Note No. 7029

 

I’m on a stoop of a house on a warm Fort Collins morning. All is well. There hasn’t been much thinking these days, aside from woah, I have no thoughts. Why don’t I have any thoughts? (I guess I didn’t realize how essential writing was for drawing things to the surface...I guess writing gives shape to the shapeless.) 

My quarantine practice of working out, meditating, and writing has dissolved quite a bit, but in a grander solution.

That analogy works quite well actually, because I’ve really been going with the flow this past week, whatever that means. 

Been doing a lot of driving. Driving solo.

I catch myself breathing a lot.

I mean, I’d hope so, but more in the sense I catch myself aware of breath, of life, of place, and of self. 

I need people. I’m ready for roots. 

If energy creates magnetism and magnetism creates draw, then we, as people, are mobile force fields, either attracting or repelling. 

In n out, give n take. 

It’s all of these dichotomies. 

God, I hate that word. 

Today’s meditation was on that exact idea, dichotomies. 

There’s even a certain magnetism to that word, the “division or contrast between two things that are or are represented as being opposed or entirely different” according to Webster. 

Though they are different, they are one. Two ends of the same chord. 

Funny that this idea’s coming up again because a couple weeks ago an idea came to me in a very abstract, non-linear form: that for each nuanced emotion we experience, there’s an equal and opposite emotion that counteracts it (very Newtonian), and in some intangible way those blips of time escape the linear realm and are one in the same. That, in simplest terms, the moments when we’re sad are directly tethered to the moments where we’re happy, and in that, we are, in ourselves, the balancing force in our lives. 

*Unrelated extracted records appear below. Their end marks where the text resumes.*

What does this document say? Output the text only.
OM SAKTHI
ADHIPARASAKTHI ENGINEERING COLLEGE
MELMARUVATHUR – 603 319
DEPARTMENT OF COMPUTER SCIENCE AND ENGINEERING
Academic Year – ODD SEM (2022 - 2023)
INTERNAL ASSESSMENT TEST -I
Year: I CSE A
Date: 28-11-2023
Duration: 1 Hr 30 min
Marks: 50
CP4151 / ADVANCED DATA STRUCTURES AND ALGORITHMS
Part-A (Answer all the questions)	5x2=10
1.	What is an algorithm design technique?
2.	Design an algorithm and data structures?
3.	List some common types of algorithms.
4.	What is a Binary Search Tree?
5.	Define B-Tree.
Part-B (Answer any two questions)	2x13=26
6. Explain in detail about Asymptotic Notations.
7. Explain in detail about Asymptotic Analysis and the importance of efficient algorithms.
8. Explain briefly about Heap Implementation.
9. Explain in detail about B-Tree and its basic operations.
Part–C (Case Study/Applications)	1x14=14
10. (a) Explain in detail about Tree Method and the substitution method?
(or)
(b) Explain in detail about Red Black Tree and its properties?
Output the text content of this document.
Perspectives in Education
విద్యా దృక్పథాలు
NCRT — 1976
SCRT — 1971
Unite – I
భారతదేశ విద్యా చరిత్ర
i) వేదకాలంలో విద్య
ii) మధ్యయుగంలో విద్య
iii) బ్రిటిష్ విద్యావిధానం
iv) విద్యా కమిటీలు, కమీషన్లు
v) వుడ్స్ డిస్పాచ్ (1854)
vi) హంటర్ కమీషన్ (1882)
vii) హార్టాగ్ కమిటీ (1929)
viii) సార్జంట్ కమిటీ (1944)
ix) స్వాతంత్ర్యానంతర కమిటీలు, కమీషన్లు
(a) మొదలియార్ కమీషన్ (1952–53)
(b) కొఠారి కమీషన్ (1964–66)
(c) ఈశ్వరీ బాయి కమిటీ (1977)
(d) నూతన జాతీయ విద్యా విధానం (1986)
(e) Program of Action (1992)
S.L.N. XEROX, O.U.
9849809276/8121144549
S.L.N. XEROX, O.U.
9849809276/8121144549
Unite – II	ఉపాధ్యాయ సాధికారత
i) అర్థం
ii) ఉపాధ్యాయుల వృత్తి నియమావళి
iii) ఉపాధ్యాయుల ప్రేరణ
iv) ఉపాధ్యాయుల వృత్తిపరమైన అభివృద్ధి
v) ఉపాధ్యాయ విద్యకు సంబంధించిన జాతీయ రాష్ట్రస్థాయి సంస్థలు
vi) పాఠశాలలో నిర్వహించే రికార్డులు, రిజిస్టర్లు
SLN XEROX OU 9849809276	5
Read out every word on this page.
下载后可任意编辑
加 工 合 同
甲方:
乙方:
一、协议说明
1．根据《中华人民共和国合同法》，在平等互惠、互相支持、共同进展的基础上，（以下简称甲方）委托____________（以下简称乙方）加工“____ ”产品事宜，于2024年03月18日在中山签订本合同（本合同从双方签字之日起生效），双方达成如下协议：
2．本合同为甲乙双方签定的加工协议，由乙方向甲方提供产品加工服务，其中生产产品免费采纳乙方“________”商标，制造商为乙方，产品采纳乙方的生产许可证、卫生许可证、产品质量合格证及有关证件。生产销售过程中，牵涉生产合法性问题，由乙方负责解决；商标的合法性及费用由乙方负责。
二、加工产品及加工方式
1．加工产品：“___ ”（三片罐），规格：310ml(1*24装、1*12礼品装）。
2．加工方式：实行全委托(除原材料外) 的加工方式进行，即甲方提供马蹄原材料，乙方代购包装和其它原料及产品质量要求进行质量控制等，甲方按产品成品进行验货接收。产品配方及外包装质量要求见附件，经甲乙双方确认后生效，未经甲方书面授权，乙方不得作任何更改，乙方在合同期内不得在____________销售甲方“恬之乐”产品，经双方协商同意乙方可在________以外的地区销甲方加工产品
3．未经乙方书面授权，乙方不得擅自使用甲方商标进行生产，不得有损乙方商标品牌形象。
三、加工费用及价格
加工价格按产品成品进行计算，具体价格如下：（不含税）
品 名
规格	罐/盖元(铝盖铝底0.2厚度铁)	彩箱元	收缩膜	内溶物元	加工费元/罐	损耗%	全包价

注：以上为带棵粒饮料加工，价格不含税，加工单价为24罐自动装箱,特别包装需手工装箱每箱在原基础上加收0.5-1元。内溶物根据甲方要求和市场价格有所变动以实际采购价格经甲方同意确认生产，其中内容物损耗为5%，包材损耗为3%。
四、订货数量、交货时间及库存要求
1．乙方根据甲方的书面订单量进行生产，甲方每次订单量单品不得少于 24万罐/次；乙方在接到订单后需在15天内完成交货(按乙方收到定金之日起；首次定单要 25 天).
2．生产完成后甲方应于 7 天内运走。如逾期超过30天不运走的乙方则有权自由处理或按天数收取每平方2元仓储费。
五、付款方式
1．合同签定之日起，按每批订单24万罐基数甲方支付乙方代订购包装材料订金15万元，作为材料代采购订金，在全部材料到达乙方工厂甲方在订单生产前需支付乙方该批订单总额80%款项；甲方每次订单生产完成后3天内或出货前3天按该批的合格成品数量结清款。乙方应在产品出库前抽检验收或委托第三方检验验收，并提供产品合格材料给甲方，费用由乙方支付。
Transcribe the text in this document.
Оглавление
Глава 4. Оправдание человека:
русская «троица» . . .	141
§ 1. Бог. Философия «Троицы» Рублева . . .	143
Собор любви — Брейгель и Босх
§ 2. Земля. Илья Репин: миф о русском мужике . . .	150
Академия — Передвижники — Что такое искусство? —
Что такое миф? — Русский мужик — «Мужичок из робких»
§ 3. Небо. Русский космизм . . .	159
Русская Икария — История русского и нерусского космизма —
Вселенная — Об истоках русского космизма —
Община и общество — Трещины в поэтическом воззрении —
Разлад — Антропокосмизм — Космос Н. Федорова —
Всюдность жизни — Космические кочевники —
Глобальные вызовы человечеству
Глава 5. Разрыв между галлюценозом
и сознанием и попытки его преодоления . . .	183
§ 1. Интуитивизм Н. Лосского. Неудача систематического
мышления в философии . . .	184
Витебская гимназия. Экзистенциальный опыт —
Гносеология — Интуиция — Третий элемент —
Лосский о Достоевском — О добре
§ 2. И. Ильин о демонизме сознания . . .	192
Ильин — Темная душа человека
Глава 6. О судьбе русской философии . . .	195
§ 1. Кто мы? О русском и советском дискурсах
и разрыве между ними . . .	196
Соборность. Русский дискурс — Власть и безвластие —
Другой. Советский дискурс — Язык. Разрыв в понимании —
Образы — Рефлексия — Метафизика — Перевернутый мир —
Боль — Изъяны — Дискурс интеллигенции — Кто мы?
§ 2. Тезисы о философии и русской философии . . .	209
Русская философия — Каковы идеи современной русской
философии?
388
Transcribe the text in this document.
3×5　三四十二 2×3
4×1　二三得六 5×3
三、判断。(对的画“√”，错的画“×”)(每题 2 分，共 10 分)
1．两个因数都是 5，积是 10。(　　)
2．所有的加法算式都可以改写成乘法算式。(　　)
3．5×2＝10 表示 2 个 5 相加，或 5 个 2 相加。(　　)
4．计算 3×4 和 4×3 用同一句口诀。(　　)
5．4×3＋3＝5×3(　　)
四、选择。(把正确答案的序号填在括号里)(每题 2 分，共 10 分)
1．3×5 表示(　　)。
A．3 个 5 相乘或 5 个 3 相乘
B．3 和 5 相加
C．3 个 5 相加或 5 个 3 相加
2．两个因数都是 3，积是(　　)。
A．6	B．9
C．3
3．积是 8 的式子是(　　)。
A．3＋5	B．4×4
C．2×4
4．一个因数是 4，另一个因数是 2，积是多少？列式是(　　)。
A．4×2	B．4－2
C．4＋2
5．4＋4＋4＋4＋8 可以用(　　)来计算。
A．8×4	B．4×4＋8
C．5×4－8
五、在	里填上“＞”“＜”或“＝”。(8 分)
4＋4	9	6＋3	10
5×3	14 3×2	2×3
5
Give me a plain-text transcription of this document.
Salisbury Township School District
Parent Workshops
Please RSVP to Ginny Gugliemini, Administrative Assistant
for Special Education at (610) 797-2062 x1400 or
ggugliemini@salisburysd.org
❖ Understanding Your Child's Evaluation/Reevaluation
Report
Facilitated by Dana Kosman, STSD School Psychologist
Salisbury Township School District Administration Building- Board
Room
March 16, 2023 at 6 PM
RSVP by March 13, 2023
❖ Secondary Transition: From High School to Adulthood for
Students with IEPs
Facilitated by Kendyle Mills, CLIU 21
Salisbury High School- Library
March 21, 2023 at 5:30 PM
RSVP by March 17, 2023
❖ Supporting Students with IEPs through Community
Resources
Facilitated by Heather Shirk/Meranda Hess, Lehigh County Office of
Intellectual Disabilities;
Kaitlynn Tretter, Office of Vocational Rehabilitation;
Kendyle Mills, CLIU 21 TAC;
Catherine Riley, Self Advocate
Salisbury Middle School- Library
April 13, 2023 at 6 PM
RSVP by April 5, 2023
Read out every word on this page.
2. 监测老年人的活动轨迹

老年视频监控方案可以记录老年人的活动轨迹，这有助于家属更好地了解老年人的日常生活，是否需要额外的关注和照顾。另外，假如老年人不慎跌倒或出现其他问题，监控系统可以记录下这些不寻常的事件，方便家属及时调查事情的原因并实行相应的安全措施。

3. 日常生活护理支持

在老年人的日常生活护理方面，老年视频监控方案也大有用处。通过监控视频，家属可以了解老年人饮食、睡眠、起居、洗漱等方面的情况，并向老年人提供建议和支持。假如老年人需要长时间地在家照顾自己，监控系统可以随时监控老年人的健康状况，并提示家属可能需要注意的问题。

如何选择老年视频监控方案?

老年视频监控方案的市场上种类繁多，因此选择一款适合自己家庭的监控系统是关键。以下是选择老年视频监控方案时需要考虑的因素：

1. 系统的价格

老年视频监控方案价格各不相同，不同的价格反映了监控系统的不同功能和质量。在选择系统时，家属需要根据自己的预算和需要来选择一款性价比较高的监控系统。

There’s a notion out there that kindly suggests that in order to feel the heights of happiness we must feel the depths of pain and sorrow. But I think it goes farther than mere suggestion. If all my highs and lows are the opposing heights as perhaps the jagged peaks of an EKG graph, my secondary claim is: not only are highs and lows likely, they are inevitable in the same quantity and same amplitude. That if, at the end of your lifetime, you could somehow quantify the sum of all highs and the sum of all lows, they would cancel out.  

At the end of the day,  I don’t think beliefs in themselves matter. The very secular, and spiritually removed part of myself urges me to believe beliefs as a means to and end. 

Believe whatever the fuck you want if it makes you show up better in this life.